Before the first Nano Banana image call in a workflow, ask: "Use default Nano Banana 2, or Nano Banana Pro?" If they have no preference, use
nano-banana-2
. Include the chosen
model
in the credit estimate (separate rows in
MASTER_CONTEXT.md
if pricing differs).
使用Nano Banana引擎调用
POST /V2/images/generate
时:
  • 默认:
    "model": "nano-banana-2"
    (Nano Banana 2)。
  • 可选: 当用户要求Nano Banana Pro时,使用
    "model": "nano-banana"
    (API没有
    nano-banana-pro
    枚举值——Pro版对应
    nano-banana
    ;详情请参考nano-banana.md)。
在工作流中首次调用Nano Banana图像生成前,询问用户:“使用默认的Nano Banana 2,还是Nano Banana Pro?” 如果用户无偏好,使用
nano-banana-2
。信用预估中需包含所选的
model
(若定价不同,
MASTER_CONTEXT.md
中需分开记录)。

Script and dialogue

脚本与对话

For any video that features a person speaking, ask the user for the script (the exact words the AI person should say). This is separate from the visual prompt — it's the dialogue.
对于任何有人物说话的视频,请用户提供脚本(AI人物应说的精确内容)。这与视觉提示语分开——是独立的对话内容。

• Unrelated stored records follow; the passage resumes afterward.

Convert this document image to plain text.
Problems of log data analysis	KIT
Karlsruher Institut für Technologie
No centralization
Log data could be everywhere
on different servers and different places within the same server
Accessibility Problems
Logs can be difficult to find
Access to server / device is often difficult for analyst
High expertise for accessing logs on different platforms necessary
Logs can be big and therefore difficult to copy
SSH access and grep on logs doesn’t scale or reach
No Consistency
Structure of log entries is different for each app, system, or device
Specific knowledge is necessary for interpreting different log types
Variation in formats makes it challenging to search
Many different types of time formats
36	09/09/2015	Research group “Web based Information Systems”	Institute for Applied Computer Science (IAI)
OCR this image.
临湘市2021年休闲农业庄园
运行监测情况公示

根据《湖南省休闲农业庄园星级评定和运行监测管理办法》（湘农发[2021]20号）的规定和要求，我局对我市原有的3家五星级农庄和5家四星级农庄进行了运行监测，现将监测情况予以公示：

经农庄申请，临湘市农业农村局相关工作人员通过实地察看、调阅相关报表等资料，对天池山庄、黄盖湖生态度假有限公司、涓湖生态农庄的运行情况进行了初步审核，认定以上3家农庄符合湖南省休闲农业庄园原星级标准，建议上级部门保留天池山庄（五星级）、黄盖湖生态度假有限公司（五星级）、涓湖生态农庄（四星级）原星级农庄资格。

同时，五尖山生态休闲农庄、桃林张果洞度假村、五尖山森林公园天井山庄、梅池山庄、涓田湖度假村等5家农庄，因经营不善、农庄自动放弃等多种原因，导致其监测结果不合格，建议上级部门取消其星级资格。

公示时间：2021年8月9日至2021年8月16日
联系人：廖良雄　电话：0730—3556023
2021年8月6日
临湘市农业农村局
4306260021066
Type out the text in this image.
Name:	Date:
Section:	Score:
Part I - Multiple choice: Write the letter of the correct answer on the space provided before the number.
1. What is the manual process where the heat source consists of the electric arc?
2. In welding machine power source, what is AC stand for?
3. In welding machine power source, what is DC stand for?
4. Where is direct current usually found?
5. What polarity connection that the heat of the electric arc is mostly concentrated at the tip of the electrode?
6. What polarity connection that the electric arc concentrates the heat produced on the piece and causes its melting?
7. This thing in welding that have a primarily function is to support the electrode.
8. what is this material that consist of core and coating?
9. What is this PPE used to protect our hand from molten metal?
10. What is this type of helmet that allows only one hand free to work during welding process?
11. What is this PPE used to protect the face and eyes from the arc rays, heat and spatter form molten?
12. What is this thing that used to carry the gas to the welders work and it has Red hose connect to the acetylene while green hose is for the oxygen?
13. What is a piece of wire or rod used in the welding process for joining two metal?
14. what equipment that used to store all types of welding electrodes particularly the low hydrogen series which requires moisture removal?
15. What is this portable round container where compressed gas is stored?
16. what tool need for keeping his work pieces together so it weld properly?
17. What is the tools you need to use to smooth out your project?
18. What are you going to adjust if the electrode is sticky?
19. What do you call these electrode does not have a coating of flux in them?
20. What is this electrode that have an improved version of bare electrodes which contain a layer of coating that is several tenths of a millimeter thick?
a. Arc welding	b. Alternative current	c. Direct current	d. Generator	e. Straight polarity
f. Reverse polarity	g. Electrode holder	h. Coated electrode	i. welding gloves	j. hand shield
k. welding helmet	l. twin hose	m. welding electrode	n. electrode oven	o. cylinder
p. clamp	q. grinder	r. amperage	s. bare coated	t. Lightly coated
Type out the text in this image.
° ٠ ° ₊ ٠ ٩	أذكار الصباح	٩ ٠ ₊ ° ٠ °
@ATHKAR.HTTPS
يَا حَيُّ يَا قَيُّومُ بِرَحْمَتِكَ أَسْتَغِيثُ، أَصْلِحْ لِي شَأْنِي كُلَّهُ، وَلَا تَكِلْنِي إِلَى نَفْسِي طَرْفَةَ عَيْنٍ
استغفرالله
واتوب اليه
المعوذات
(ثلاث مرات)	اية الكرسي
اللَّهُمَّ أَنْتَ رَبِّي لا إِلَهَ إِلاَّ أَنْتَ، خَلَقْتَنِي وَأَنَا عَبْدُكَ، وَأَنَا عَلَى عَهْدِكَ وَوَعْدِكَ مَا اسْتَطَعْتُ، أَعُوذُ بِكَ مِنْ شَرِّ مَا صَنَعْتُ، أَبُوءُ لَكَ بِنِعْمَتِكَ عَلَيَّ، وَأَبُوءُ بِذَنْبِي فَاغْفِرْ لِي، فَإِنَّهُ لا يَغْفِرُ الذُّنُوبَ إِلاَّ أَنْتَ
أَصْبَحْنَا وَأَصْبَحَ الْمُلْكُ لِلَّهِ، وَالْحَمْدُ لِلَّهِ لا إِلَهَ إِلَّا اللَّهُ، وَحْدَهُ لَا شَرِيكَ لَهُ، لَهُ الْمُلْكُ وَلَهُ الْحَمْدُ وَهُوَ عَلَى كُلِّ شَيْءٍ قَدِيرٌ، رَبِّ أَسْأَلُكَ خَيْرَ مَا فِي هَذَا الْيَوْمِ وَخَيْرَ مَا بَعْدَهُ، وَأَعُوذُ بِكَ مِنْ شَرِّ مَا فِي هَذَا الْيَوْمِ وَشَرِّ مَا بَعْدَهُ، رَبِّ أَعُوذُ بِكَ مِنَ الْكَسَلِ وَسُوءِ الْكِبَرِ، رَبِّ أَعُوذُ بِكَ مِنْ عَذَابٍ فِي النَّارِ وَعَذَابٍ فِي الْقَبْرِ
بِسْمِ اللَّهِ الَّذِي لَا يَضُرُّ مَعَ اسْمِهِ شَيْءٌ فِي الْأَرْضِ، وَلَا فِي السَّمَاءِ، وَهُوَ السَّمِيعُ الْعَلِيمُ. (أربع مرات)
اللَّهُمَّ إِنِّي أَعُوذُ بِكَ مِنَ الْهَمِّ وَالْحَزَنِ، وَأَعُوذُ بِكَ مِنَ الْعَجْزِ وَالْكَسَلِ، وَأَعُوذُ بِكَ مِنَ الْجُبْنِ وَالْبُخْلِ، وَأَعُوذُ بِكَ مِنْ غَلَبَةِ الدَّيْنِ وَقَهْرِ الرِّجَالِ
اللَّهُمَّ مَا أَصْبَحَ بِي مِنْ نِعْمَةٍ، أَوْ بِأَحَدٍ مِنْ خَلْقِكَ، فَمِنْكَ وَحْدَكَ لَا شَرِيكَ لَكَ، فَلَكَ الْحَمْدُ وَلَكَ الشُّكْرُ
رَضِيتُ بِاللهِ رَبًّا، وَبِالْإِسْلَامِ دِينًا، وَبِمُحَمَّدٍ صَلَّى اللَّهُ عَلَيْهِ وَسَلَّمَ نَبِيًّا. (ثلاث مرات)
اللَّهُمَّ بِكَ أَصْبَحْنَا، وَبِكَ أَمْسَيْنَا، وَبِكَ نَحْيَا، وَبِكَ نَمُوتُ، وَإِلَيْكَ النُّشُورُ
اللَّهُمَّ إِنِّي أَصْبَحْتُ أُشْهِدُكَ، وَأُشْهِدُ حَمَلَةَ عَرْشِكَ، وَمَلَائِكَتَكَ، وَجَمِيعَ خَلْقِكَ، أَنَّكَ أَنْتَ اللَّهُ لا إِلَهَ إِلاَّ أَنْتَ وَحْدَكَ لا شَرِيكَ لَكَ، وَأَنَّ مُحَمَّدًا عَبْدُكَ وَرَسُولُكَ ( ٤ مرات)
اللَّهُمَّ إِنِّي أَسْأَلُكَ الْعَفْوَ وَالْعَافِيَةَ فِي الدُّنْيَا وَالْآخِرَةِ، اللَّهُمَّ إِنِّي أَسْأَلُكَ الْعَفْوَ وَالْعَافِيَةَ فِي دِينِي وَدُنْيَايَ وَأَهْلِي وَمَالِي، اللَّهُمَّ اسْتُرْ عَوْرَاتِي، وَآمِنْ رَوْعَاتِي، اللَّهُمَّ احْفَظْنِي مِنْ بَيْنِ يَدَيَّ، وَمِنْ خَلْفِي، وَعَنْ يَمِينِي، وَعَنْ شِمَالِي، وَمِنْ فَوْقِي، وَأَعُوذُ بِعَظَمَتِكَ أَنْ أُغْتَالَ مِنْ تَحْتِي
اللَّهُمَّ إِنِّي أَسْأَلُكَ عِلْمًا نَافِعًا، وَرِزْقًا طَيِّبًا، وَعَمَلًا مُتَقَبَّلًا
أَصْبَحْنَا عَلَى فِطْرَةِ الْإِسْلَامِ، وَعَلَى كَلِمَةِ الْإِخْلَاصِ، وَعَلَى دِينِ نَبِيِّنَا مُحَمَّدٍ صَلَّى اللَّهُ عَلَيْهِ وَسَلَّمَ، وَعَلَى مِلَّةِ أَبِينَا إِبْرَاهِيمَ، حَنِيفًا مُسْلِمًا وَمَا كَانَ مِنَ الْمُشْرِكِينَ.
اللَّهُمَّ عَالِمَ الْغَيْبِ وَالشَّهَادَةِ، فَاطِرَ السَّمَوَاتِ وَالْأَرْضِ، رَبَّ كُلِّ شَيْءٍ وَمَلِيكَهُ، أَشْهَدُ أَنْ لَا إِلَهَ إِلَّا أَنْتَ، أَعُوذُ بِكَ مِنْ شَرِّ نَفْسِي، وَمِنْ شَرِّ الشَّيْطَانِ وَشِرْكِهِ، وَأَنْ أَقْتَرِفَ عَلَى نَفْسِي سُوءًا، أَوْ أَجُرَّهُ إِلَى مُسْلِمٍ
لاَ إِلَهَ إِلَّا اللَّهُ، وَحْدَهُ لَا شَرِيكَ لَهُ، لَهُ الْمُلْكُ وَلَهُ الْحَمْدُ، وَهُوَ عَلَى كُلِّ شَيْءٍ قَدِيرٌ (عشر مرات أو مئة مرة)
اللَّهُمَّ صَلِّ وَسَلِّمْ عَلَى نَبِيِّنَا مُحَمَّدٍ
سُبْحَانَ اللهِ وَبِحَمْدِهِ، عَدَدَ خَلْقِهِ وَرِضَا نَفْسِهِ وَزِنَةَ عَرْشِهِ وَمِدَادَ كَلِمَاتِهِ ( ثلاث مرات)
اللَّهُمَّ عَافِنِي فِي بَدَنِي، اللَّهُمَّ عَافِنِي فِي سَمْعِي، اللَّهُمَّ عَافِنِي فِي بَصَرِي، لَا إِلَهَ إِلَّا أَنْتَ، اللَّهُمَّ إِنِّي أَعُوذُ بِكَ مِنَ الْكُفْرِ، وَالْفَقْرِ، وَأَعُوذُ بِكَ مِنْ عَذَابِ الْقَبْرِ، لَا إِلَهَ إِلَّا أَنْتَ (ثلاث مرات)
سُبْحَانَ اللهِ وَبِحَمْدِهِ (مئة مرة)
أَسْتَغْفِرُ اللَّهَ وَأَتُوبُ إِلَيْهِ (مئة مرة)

MANDATORY — dialogue confirmation gate

强制要求——对话确认环节

Before generating any video that contains spoken dialogue, the agent MUST:
  1. Extract the dialogue lines from the full prompt and show them to the user in a dedicated block, separate from the visual/cinematography description.
  2. Present them as a clean, numbered list with beat labels (hook / show / demo / verdict, or similar) and any silent beats clearly marked as
    (silent beat — no dialogue)
    .
  3. Read the dialogue out loud in your head at a natural pace, time it against the target duration, and flag the total spoken word count plus whether it comfortably fits.
  4. Explicitly ask for dialogue approval before moving on — e.g. "Approve this dialogue? (yes / edit / rewrite)". Never assume approval from earlier confirmations (tone, template, credit cost). Dialogue approval is its own gate.
  5. Only after the user types
    yes
    (or equivalent) may you proceed to the credit cost confirmation and then generation. If the user says "edit" or proposes changes, revise and re-present the numbered dialogue block until they approve.
Presentation format (use this exact structure):
📝 Dialogue script (please confirm before I generate)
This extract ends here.